The getLetterList.php PHP script runs the letterText.xql query, which looks as follows:

xquery version "3.0";
declare default element namespace "http://www.tei-c.org/ns/1.0";
declare variable $uri := request:get-parameter("uri", "1819-05-30_Elford.xml");
declare variable $letterFileName := concat('/db/mitford/letters/',$uri);
let $letter := doc($letterFileName)/*
return transform:transform($letter, doc('/db/xslt/MitfordLetterTransformPHP.xsl'), ())

This query retrieves the uri GET parameter, using an existing filename as a default if no parameter value is supplied. In a real production environment we would trap erroneous or missing input and return an informative error message, instead of serving an arbitrary file. The script then finds the letter in question and performs an XSLT transformation (using the transform:transform() function) to convert it to an HTML fragment. The transformation does not return an entire HTML document because the PHP script is already providing the HTML superstructure; eXist returns only the HTML that needs to be inserted between the <body> tags created by the PHP. As above, we return that in no namespace because it will inherit the HTML namespace from the PHP wrapper before the results are returned to the user.

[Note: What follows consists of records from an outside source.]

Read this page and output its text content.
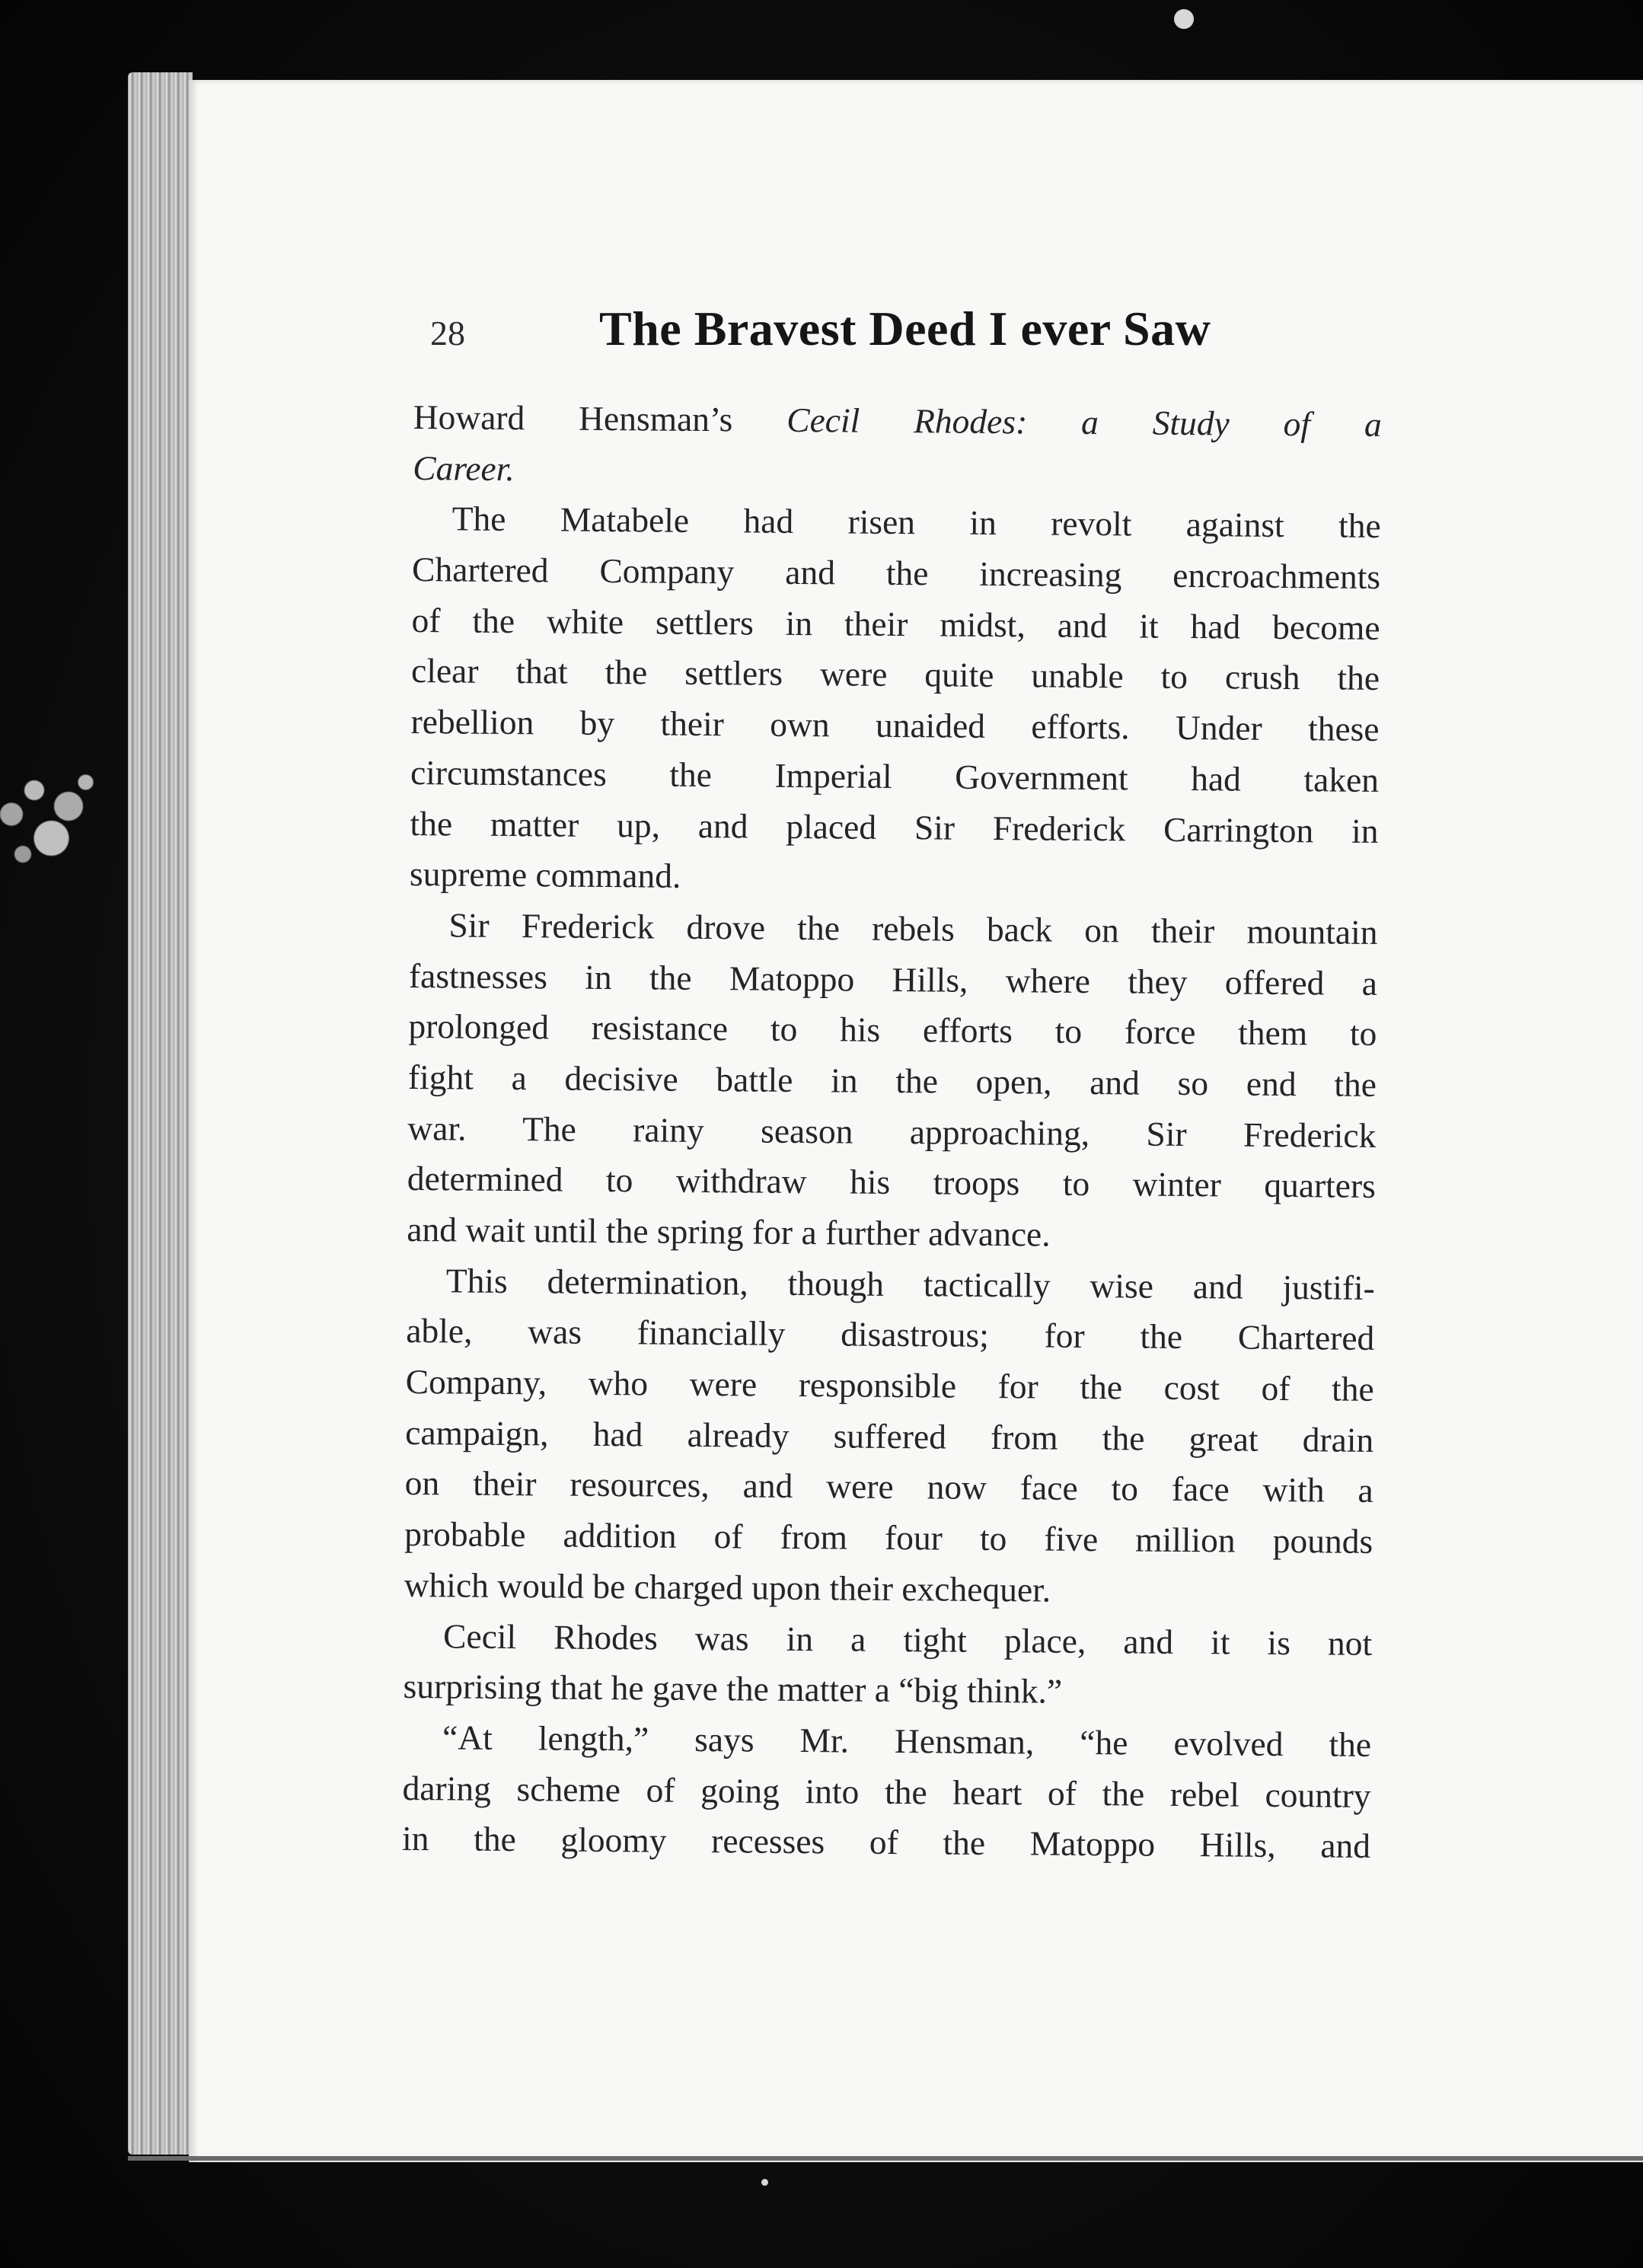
28	The Bravest Deed I ever Saw
Howard Hensman’s Cecil Rhodes: a Study of a
Career.
The Matabele had risen in revolt against the
Chartered Company and the increasing encroachments
of the white settlers in their midst, and it had become
clear that the settlers were quite unable to crush the
rebellion by their own unaided efforts. Under these
circumstances the Imperial Government had taken
the matter up, and placed Sir Frederick Carrington in
supreme command.
Sir Frederick drove the rebels back on their mountain
fastnesses in the Matoppo Hills, where they offered a
prolonged resistance to his efforts to force them to
fight a decisive battle in the open, and so end the
war. The rainy season approaching, Sir Frederick
determined to withdraw his troops to winter quarters
and wait until the spring for a further advance.
This determination, though tactically wise and justifi-
able, was financially disastrous; for the Chartered
Company, who were responsible for the cost of the
campaign, had already suffered from the great drain
on their resources, and were now face to face with a
probable addition of from four to five million pounds
which would be charged upon their exchequer.
Cecil Rhodes was in a tight place, and it is not
surprising that he gave the matter a “big think.”
“At length,” says Mr. Hensman, “he evolved the
daring scheme of going into the heart of the rebel country
in the gloomy recesses of the Matoppo Hills, and
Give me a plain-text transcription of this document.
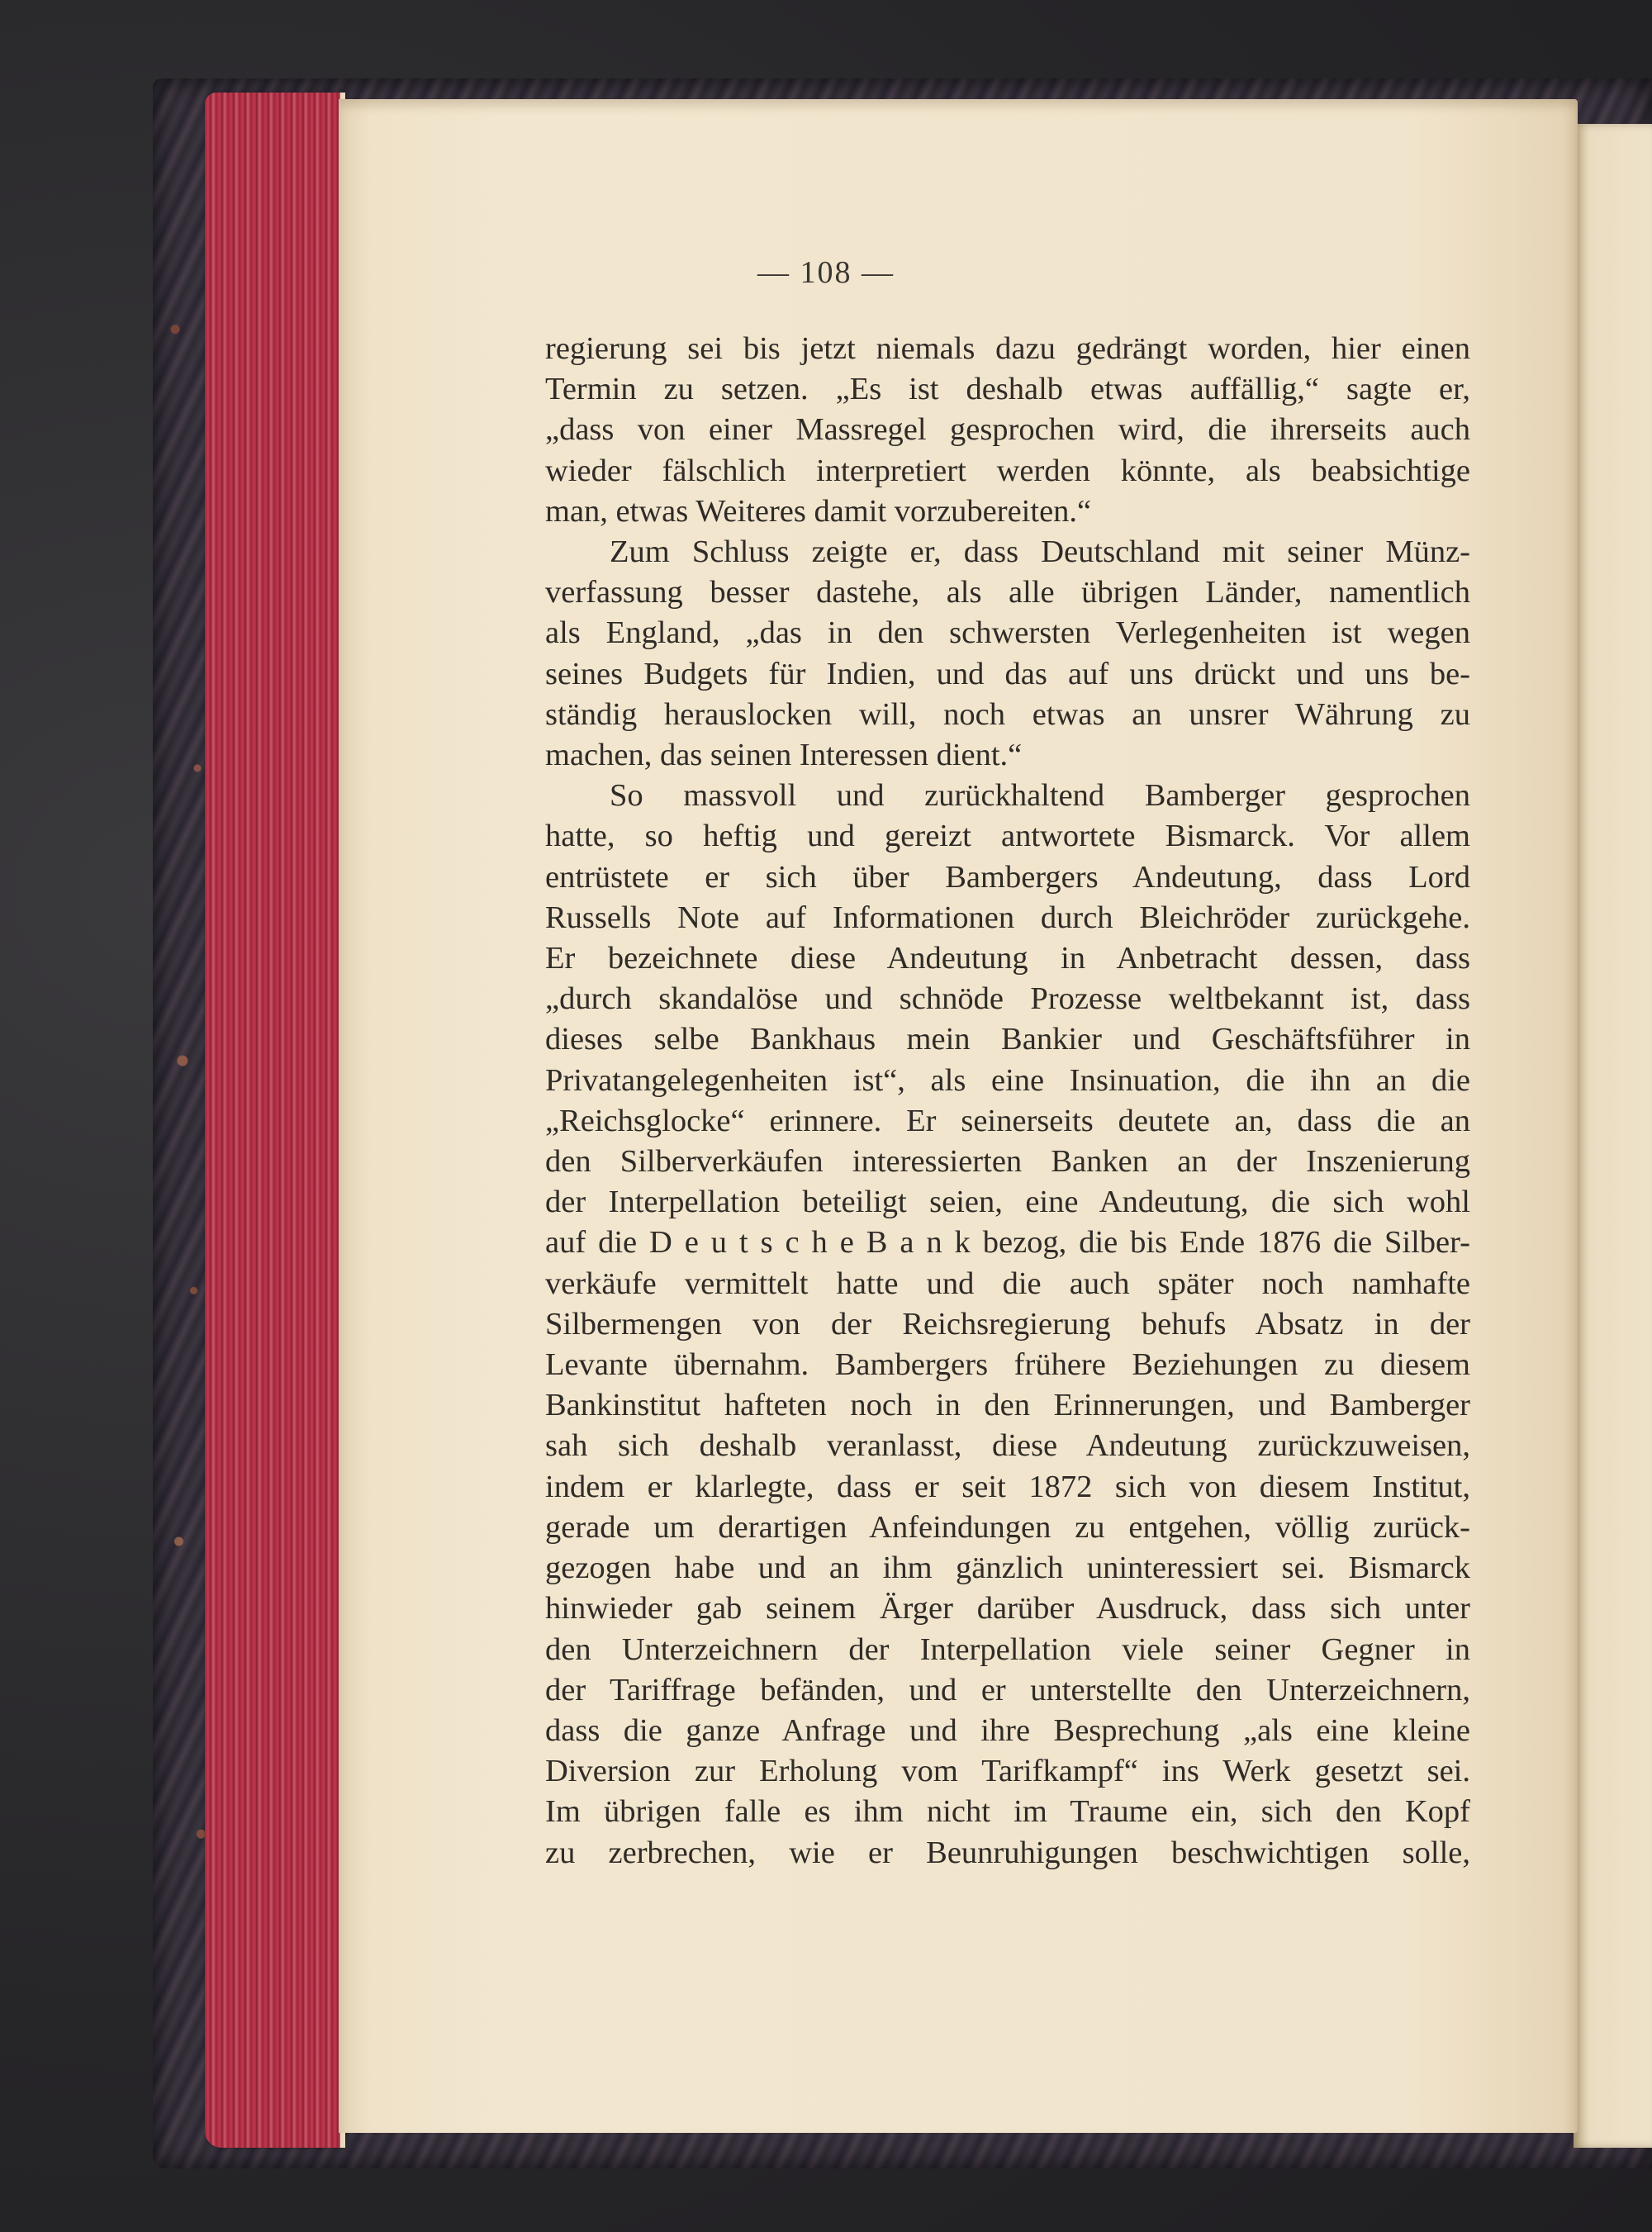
— 108 —
regierung sei bis jetzt niemals dazu gedrängt worden, hier einen
Termin zu setzen. „Es ist deshalb etwas auffällig,“ sagte er,
„dass von einer Massregel gesprochen wird, die ihrerseits auch
wieder fälschlich interpretiert werden könnte, als beabsichtige
man, etwas Weiteres damit vorzubereiten.“
Zum Schluss zeigte er, dass Deutschland mit seiner Münz-
verfassung besser dastehe, als alle übrigen Länder, namentlich
als England, „das in den schwersten Verlegenheiten ist wegen
seines Budgets für Indien, und das auf uns drückt und uns be-
ständig herauslocken will, noch etwas an unsrer Währung zu
machen, das seinen Interessen dient.“
So massvoll und zurückhaltend Bamberger gesprochen
hatte, so heftig und gereizt antwortete Bismarck. Vor allem
entrüstete er sich über Bambergers Andeutung, dass Lord
Russells Note auf Informationen durch Bleichröder zurückgehe.
Er bezeichnete diese Andeutung in Anbetracht dessen, dass
„durch skandalöse und schnöde Prozesse weltbekannt ist, dass
dieses selbe Bankhaus mein Bankier und Geschäftsführer in
Privatangelegenheiten ist“, als eine Insinuation, die ihn an die
„Reichsglocke“ erinnere. Er seinerseits deutete an, dass die an
den Silberverkäufen interessierten Banken an der Inszenierung
der Interpellation beteiligt seien, eine Andeutung, die sich wohl
auf die D e u t s c h e B a n k bezog, die bis Ende 1876 die Silber-
verkäufe vermittelt hatte und die auch später noch namhafte
Silbermengen von der Reichsregierung behufs Absatz in der
Levante übernahm. Bambergers frühere Beziehungen zu diesem
Bankinstitut hafteten noch in den Erinnerungen, und Bamberger
sah sich deshalb veranlasst, diese Andeutung zurückzuweisen,
indem er klarlegte, dass er seit 1872 sich von diesem Institut,
gerade um derartigen Anfeindungen zu entgehen, völlig zurück-
gezogen habe und an ihm gänzlich uninteressiert sei. Bismarck
hinwieder gab seinem Ärger darüber Ausdruck, dass sich unter
den Unterzeichnern der Interpellation viele seiner Gegner in
der Tariffrage befänden, und er unterstellte den Unterzeichnern,
dass die ganze Anfrage und ihre Besprechung „als eine kleine
Diversion zur Erholung vom Tarifkampf“ ins Werk gesetzt sei.
Im übrigen falle es ihm nicht im Traume ein, sich den Kopf
zu zerbrechen, wie er Beunruhigungen beschwichtigen solle,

We don’t provide the XSLT here because it is long and of minimal illustrative value, since it is customized to the particular markup conventions of the Digital Mitford project, and it is available in our GitHub repo. The important details are that we return results in no namespace and we use:

<xsl:output method="xml" encoding="utf-8" indent="yes" omit-xml-declaration="yes"/>

to set the return method to xml and suppress the XML declaration.

POST queries

We generally prefer GET to POST in our own projects, but because GET strings can cause a URL to exceed the allowed limit (which varies by server and browser), some applications my need to use POST as a way of passing more information into eXist than would be possible with GET. Here is a sample POST query (from a different project, which runs a bibliographic query), based on the explanation at http://stackoverflow.com/questions/5647461/how-do-i-send-a-post-request-with-php

<!DOCTYPE html>
<html xmlns="http://www.w3.org/1999/xhtml">
    <head><title>Test</title></head>
    <h1>PHP test</h1>
    <form action="test1.php" method="post">
        <label for="target">Keyword:</label> <input name="target" type="text"/>
    </form>
</html>

When the user types in a keyword and hits the enter key, the system runs test1.php, passing a parameter called target with the value supplied by the user. The test1.php script looks as follows:

<html>
<head><title>Hi, Mom!</title></head>
<body>
<h1>Stuff</h1>
<?php
$target = htmlspecialchars($_POST['target']);
$url = 'http://localhost:8090/rest/db/repertorium/xquery/searchBibl.xql';
$data = array('type' => 'input', 'target' => $target);

// use key 'http' even if you send the request to https://...
$options = array(
    'http' => array(
        'header'  => "Content-type: application/x-www-form-urlencoded\r\n",
        'method'  => 'POST',
        'content' => http_build_query($data)
    )
);
$context  = stream_context_create($options);
$result = file_get_contents($url, false, $context);
if ($result === FALSE) { /* Handle error */ }

//var_dump($result);
echo $result;
?>
</body>
</html>

In a real production environment we would use config.php to set a REST_PATH variable, as above, and we would trap errors and return informative error messages. We’ve commented out the var_dump() function, which we used for development and debugging. More information about HTTP request parameters is available at the StackOverflow posting from which we copied this code.